I focus on breathing through my mouth as I clean the floor.
Once that’s done, I move to the table. I already bagged the empty takeout containers, but that still leaves the table full of papers and rolled-up blueprints.
All the while I ignore Wyatt, who hovers in the doorway, watching me.
At least he’s stopped trying to tell me not to do things, though I’m a little surprised he doesn’t also tell me how I’m doing things wrong.
“What should I do with these?” I ask. “Are they blueprints?”
“Leave them,” he says.
“You don’t want to use the table for, oh, I don’t know— eating?”
“No.”
Okay, then. I almost ask about the plans, but I’ve already been intrusive enough. I realize I never started the washer, so I locate detergent and dump in a capful. The washing machine sounds like a car with a bad engine, but at least it’s running.
“You should get back in bed,” I tell Wyatt, who hasn’t moved. I don’t look directly at him, like this will somehow encourage him to leave. “I’ll come take your temperature again in a minute. Do you want some water?”
I peer into the fridge, which resembles a ghost town.
The only thing missing is a tumbleweed blowing by the half-empty (and likely expired) ketchup, some water bottles, and a container of Cool Whip, which I think should be kept in the freezer.
It has a piece of duct tape on the front that reads DO NOT THROW AWAY.
I’m all set to ask about it when Wyatt says, “This was my uncle’s house.”
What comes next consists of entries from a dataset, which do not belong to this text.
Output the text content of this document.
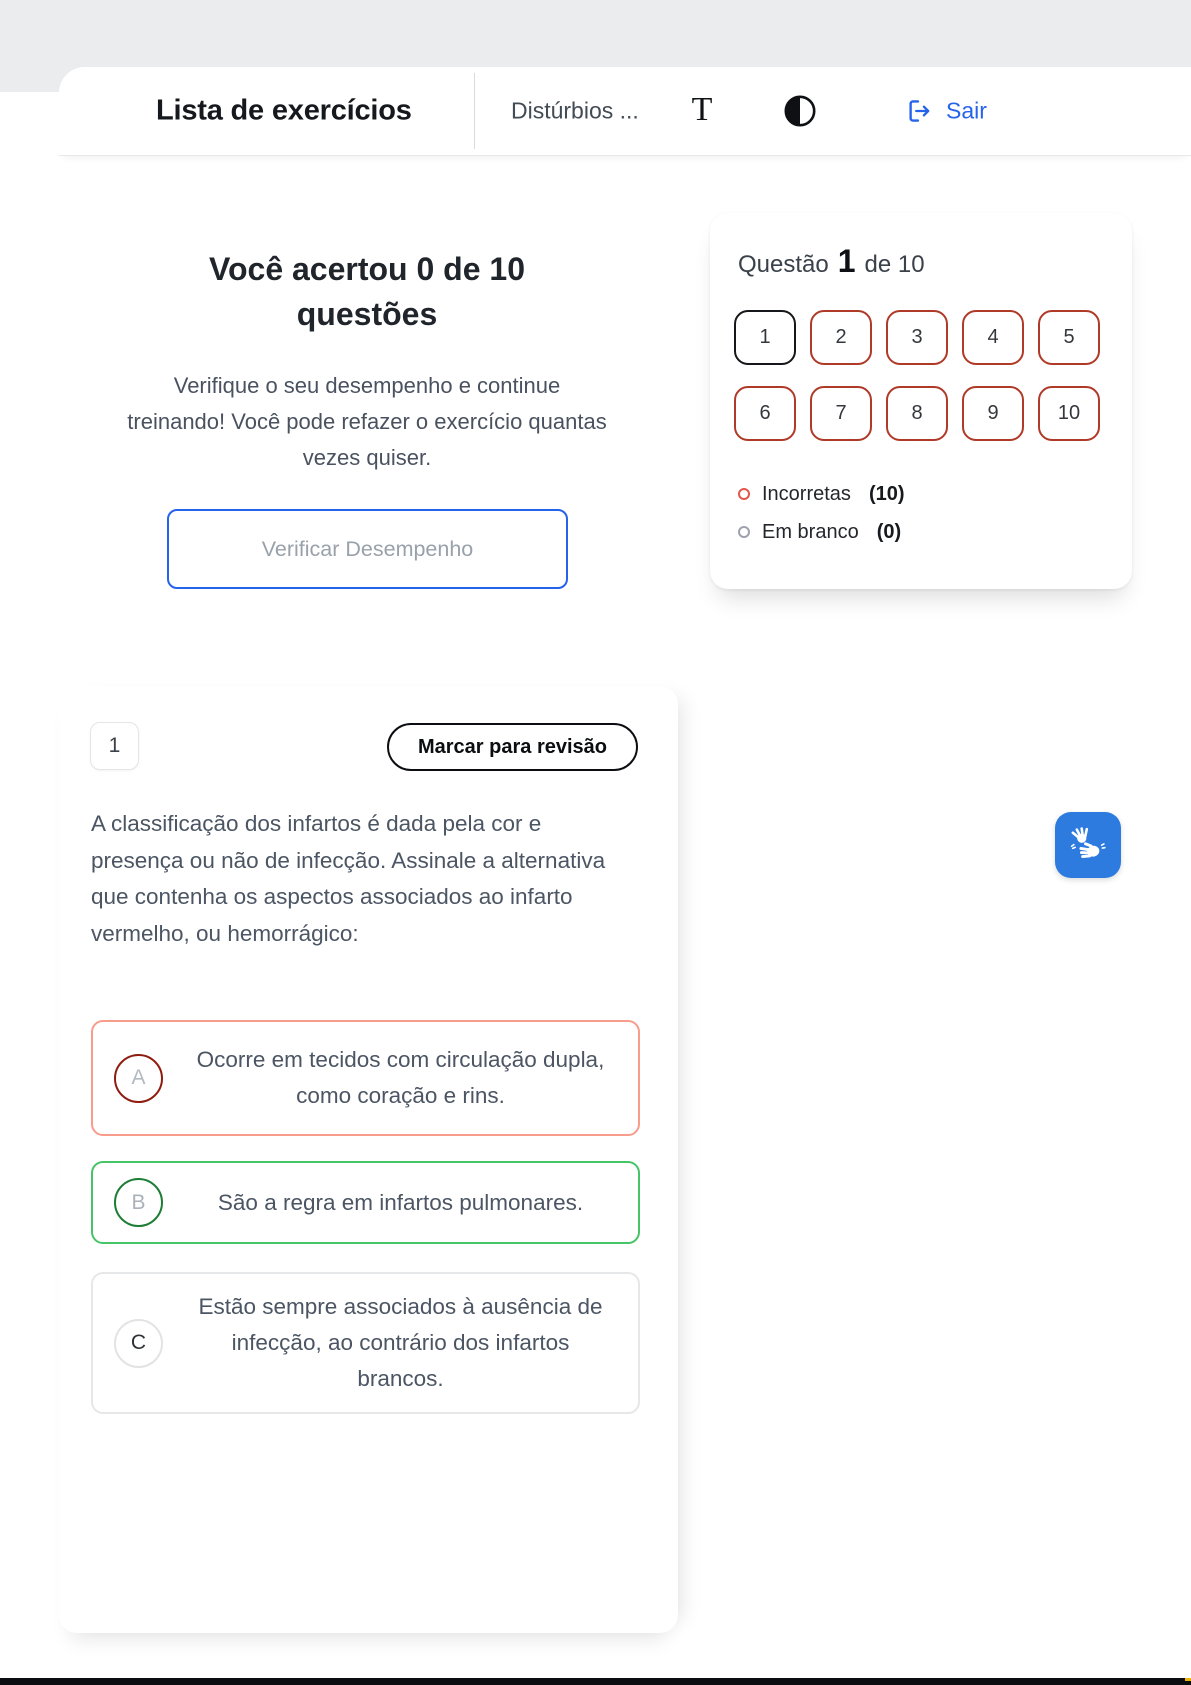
Lista de exercícios	Distúrbios ...	T	Sair
Você acertou 0 de 10 questões
Verifique o seu desempenho e continue treinando! Você pode refazer o exercício quantas vezes quiser.
Verificar Desempenho
Questão 1 de 10
1	2	3	4	5
6	7	8	9	10
Incorretas (10)
Em branco (0)
1	Marcar para revisão
A classificação dos infartos é dada pela cor e presença ou não de infecção. Assinale a alternativa que contenha os aspectos associados ao infarto vermelho, ou hemorrágico:
A
Ocorre em tecidos com circulação dupla, como coração e rins.
B	São a regra em infartos pulmonares.
C
Estão sempre associados à ausência de infecção, ao contrário dos infartos brancos.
Turning slowly, I meet his gaze. “Yeah?”
The small smile from a few moments ago is gone, replaced by a frown. Not the normal grumpy one. This one is more somber, and it shoots a bolt of concern straight through my chest.
“He died.” Wyatt sniffs.
Oh my gosh—is he about to cry?
I find myself frozen, one hand wrapped around the fridge handle like it’s my only lifeline.
“Wyatt, I’m so sorry.”
He only nods. But a moment later, his expression shifts once again, like a curtain has been lifted.
“It’s okay, JoJo,” Wyatt says with a smile. “Now you’re here.”
I frown. Because no one calls me JoJo. Definitely not Wyatt. We’re not exactly nickname people with each other.
Not only that, but his voice is lighter, with a musical lilt.
It sounds almost... flirty .
Didn’t he just seem like he was about to cry over his uncle dying? It has to be the fever. Maybe he’s not doing better but is actually just fever high. It would explain the mood swings. Or, you know, Wyatt having moods other than surly.
I take a step toward him, noting the way color has risen in his cheeks. “Wyatt?”
Then he smiles—a real, full smile like I’ve never seen. And I know something’s very wrong.
But it’s when he tries to use his crutch to—I think—boop me on the nose while slurring, “I like you, JoJo,” that I know.
It’s time to get him to the hospital.